PW: Yes! Totally unbeknownst to either of us we were cast as husband and wife again.
I got a lot of attention from Stargate fans. I actually enjoyed The Expanse because the Belter dialect was based loosely on Caribbean patois, which I’m quite well-versed in, being from Jamaica. So the audition was a piece of cake. The read-through was great – people were scribbling down changes as I made them. And I feel like I took to the accent quite well.
However, it doesn’t translate very well to an actor’s reel because it sounds like I’m garbling everything I say. Unless you actually know the Belter language, you would think that these people aren’t speaking any recognizable language.
GW: Well what a great character, and what a great actor to see as a Belter.
PW: Listen, to this day I get people making comments about that and saying, “You shouldn’t have killed him!” But of course I’m used to dying. [Laughter] So it was no sweat, no sweat.
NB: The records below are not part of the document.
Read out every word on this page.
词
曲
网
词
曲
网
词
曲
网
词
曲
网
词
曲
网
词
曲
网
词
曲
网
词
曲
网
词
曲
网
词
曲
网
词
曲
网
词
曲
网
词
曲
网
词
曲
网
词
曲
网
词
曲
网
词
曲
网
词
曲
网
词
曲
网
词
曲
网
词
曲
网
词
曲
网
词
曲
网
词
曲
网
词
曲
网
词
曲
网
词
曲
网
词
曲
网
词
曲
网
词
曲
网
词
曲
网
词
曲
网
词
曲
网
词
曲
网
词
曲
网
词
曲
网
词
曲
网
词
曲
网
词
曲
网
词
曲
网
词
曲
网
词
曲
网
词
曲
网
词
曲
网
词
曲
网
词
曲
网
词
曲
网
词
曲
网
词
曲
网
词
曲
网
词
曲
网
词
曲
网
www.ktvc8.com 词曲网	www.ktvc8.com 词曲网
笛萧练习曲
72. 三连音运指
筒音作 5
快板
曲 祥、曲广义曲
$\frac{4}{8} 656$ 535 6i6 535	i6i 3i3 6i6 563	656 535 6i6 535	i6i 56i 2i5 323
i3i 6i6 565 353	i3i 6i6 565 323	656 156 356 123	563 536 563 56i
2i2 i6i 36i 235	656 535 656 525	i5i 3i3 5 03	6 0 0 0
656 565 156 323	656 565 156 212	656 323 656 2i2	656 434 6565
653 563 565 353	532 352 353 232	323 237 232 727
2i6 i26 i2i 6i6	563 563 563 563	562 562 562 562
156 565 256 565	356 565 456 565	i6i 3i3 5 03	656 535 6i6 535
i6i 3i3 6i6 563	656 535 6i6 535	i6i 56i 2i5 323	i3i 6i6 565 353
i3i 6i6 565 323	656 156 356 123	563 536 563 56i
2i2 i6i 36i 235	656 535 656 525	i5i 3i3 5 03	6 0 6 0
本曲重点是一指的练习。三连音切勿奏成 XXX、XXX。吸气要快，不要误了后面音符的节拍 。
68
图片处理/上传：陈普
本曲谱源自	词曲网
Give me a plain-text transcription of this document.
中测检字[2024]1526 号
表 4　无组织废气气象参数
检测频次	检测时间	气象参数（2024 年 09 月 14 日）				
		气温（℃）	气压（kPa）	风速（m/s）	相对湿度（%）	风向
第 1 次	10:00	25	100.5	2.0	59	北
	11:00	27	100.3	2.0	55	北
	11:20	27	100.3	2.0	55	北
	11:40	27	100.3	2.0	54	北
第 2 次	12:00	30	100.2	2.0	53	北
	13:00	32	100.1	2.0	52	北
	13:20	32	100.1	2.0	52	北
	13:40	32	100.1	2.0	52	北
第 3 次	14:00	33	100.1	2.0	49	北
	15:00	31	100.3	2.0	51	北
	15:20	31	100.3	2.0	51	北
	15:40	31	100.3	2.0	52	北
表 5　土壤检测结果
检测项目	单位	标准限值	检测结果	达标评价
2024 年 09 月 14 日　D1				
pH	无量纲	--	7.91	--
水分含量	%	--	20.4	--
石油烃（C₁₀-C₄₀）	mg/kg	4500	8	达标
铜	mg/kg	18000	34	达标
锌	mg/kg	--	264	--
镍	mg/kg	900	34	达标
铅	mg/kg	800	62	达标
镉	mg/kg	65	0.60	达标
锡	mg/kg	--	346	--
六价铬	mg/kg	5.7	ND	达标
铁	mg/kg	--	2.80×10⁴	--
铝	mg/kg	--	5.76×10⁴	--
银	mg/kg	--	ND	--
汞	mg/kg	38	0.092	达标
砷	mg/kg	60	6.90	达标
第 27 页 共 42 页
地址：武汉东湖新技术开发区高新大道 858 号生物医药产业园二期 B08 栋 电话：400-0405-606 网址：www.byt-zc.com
GW: Well, last but not least, what are you doing right now or what are you hoping to come down the pipe next? What do you look for in a role that you want to grab on to and say, “Yeah, this is one I want to do”?
PW: It’s pretty much a common fallacy that we have a choice of what we do. Things come your way, you either take them or you don’t. I’ve actually had the largesse recently to turn down work.
The next thing on my plate is I am doing a Hallmark romance when I go back.
GW: Is that right?
PW: Yeah. So this month I’ll be doing a show … I probably should keep the name under wraps because it hasn’t been said. And it sounds like a porn anyway! You know how these Hallmarks are … Alright, I’ll tell you! It’s called “All Aboard for Love,” I believe it’s called. It’s not been shot yet. It’ll be shot this month.
GW: Is that shooting here in town?
PW: No, it shoots in Toronto. I’m based in the east now. And I’m happy to say that I get auditions for silver foxes now. A little bit older, a little bit wiser. And I’m still in the game. So that’s good.
I’ll be doing that, and I have a couple other irons in the fire that I’m not at liberty to speak about at this point.
GW: Good, well we’ll be on the lookout! We’ll be excited. Peter, thanks so much for sitting down and giving us some of your time. It’s a real treat.
PW: Pleasure, Darren. Thank you very much. Gatecon, big up! GateWorld, big up!